As other have mentioned:

  1. Use reflectors, or even frying pans around the back of the fireplace to reflect heat.
  2. Keep your fire small. Big fire with big flames sends lots of heat up the chimney. A small fire will transfer heat to the brickwork more efficiently, and will radiate better. 3.To the extent that you can, pre-heat and dry your logs by putting them at the edges of your fireplace. Don't burn wet wood.
  3. Keep the door closed whenever possible.
  4. The C shaped heat exchangers are great, but even large hunks of metal in there do well to transfer and re-radiate heat.

Basically: you want to keep the fire big enough to burn the wood, but not so big that it burns with large flames which will send a huge amount of hot air up the chimney, and draw interior air up with it. You also want to emphasize heat transfer to the surrounding area.


The air required to burn a log is constant. The problem is that the draft takes a lot of extra air with it.

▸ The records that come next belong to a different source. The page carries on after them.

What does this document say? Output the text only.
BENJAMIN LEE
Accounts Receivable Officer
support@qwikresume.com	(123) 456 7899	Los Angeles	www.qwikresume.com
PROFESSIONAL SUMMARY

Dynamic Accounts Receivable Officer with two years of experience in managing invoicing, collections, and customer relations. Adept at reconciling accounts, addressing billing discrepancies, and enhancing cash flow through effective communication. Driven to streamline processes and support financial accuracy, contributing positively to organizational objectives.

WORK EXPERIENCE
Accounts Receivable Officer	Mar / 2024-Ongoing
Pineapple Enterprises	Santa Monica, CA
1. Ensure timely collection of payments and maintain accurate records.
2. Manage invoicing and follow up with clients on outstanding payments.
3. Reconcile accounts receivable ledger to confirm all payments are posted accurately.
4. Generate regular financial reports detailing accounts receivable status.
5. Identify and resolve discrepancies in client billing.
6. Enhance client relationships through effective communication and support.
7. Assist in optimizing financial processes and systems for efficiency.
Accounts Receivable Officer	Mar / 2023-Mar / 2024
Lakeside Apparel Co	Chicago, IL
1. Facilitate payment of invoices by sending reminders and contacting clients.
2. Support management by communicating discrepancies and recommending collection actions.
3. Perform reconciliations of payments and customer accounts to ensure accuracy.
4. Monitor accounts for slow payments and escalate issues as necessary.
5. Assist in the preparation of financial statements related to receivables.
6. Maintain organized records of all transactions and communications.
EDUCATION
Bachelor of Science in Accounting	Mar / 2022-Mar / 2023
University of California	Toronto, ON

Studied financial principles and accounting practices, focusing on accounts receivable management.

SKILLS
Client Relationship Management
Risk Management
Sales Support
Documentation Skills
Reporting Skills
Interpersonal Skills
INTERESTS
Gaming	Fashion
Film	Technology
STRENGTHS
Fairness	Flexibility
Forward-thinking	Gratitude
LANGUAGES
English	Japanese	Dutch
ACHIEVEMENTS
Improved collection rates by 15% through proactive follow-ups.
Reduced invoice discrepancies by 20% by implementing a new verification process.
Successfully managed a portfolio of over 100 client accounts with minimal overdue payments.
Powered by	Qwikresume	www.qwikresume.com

You may get some relief by picking up an aluminum edged slider window pane, placing it in front of the fireplace. (Often free when people upgrade windows) You may also break the glass either from heat, or from handling to move wood in and out. Don't use a vinyl edged window. The plastic will melt.Use paper backed fiberglass bats and double sided carpet tape to get a reasonable fit

Rig up something to keep the window from flopping down into the room.

Keep the glass clean. This reduces the chance of it breaking by uneven heat distribution.